Much is being made of Adam Lanza's mental problems as the story develops, specifically his Asperger's syndrome.  And once that tidbit of information came out, there was almost a public sigh of relief, like "Oh, whew, okay.  He's crazy, he had Asperger's, so that's why it happened."  What this shows is a tragic ignorance about mental illness, and that ignorance comes from avoiding what it means to be mentally ill.  Asperger's does not necessarily make people prone to violence.  It's a social disorder, meaning the way one interacts with other people is somewhat skewed by normal standards.  Conversely, people with Asperger's tend to show extreme interest and proficiency in specific tasks and subjects.  We usually observe high levels of intelligence in people with these types of social disorder.

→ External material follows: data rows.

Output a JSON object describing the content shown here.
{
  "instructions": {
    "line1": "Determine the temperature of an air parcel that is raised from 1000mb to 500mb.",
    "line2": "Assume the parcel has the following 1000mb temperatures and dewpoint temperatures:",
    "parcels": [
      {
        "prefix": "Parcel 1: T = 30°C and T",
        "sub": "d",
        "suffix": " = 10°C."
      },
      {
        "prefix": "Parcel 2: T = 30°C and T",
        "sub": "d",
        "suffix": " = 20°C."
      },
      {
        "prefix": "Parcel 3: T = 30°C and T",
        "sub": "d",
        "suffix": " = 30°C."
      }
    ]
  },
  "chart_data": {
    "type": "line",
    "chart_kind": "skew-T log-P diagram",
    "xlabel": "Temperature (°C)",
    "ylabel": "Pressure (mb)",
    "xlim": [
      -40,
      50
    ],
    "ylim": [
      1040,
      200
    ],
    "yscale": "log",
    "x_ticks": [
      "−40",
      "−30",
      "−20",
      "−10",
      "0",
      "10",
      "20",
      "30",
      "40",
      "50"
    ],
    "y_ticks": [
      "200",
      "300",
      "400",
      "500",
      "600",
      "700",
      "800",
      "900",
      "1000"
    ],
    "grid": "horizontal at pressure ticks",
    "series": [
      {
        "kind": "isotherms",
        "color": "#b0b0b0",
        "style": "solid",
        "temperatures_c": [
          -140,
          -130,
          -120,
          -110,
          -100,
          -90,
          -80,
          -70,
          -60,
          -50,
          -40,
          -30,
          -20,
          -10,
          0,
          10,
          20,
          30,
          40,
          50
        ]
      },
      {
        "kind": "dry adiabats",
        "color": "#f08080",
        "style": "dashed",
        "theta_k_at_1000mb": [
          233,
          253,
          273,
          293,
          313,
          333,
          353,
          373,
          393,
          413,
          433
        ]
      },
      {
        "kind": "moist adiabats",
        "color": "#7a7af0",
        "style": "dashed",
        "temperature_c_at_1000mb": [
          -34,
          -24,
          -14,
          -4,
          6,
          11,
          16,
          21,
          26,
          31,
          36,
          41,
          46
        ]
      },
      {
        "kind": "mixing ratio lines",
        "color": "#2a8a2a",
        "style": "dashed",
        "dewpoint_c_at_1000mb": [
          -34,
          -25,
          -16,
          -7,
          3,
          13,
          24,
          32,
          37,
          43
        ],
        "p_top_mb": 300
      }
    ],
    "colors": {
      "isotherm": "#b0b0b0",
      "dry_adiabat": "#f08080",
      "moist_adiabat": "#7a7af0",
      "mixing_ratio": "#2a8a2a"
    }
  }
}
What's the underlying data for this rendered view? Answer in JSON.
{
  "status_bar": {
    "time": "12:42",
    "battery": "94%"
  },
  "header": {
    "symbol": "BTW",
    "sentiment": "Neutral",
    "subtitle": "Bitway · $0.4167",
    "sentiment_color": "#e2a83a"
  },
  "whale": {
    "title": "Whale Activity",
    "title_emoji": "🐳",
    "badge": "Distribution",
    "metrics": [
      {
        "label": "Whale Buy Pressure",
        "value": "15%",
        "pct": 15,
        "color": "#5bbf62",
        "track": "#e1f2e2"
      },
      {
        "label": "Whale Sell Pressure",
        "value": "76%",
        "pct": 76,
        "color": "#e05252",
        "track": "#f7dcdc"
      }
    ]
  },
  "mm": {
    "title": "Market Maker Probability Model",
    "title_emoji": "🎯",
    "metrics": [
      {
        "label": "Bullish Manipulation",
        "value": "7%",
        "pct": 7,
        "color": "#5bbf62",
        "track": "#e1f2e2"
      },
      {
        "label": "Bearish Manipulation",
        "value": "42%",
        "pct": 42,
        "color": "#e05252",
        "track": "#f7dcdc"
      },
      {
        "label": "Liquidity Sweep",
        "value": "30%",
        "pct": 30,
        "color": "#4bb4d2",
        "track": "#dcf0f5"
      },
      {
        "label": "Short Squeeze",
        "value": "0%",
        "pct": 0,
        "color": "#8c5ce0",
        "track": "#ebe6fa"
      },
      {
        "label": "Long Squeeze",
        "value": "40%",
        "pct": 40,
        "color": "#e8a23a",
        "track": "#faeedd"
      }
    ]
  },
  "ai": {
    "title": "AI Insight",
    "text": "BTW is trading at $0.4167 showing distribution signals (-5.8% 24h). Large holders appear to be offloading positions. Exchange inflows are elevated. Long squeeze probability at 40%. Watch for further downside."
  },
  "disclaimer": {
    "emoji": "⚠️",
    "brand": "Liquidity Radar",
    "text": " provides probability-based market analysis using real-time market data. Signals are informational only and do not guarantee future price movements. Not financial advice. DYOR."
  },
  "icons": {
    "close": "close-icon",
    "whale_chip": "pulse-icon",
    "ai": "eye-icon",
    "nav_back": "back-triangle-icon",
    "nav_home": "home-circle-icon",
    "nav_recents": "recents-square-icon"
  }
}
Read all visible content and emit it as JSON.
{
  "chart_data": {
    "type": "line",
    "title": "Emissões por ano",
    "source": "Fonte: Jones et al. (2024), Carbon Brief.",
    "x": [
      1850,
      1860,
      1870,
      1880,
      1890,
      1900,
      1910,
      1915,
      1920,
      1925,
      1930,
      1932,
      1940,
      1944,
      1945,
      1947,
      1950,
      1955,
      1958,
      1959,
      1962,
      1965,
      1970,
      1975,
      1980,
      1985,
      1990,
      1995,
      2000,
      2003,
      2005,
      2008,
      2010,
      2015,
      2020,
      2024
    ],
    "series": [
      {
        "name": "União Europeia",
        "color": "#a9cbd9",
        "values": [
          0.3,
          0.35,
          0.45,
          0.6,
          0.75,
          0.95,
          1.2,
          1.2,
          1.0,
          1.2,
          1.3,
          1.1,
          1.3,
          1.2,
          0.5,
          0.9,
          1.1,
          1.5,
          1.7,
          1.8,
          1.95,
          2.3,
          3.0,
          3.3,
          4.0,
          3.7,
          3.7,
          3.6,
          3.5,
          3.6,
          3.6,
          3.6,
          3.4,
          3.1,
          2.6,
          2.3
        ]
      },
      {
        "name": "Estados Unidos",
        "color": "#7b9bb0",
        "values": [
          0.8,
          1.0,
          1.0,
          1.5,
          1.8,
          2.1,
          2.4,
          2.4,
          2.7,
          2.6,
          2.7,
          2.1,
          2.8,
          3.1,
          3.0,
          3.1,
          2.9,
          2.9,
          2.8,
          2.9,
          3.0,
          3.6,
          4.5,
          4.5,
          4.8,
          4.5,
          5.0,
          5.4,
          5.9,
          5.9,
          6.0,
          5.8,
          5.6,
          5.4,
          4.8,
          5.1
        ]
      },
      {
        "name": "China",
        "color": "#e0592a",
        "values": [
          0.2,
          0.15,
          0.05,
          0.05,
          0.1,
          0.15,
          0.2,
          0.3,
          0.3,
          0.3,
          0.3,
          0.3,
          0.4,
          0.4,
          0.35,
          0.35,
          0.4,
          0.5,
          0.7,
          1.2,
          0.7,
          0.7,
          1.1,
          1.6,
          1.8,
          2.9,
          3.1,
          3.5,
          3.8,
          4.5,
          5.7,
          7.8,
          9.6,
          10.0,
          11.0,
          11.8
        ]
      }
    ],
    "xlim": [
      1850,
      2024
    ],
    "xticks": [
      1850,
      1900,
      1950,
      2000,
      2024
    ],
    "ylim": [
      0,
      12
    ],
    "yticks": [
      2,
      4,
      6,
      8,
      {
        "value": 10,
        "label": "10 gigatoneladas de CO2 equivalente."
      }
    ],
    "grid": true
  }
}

So what now?  Obviously there was something wrong with the kid.  The answer to that is that we may never know what exactly was going through his head in the days leading up to last Friday.  Maybe that's the point.  Working in healthcare, I've noticed that mental illness is used as a catch-all for a lot of things that aren't so bad.  I'm not saying that Clinical Depression or Bi-Polar Disorder don't exist.  I'm saying that the large majority of people who claim it don't have it.  Mental illnesses have been for a very long time over-diagnosed, over-medicated, and under-treated.  The response to depression is to give brain altering chemicals.  Bi-Polar disorder treatment involves mood-stabilizing medication.  ADHD sufferers get Speed.  But how many of these people actually have these disorders?  There's nothing you can see in a CAT scan that shows depression, or bi-polar, or whatever.  Again, this is not to discount the people who suffer from these illnesses.  I've seen the people who do, and these meds are life-saving.

Tell me if this sounds familiar: You're watching TV when a pharmaceutical ad comes on. "Do you feel down?  Less energetic?  Like you don't want to get out of bed?" 

You think,  "yeah, sometimes."  

"Then ask your doctor about Pill X!"

For most of us it ends there, but then there are the people who do have a talk with their doctor and do get a sample of Pill X, which after using they feel amazing, creating a false set of symptoms they must continually treat.  Think about that for a moment.

These are a sample of the conversations that we will be having as a people over the next few weeks and months as we figure out what happened and and how it could have been averted.  Not all of it is useful, or pointed in the right direction, but all of them are conversations we need to discuss.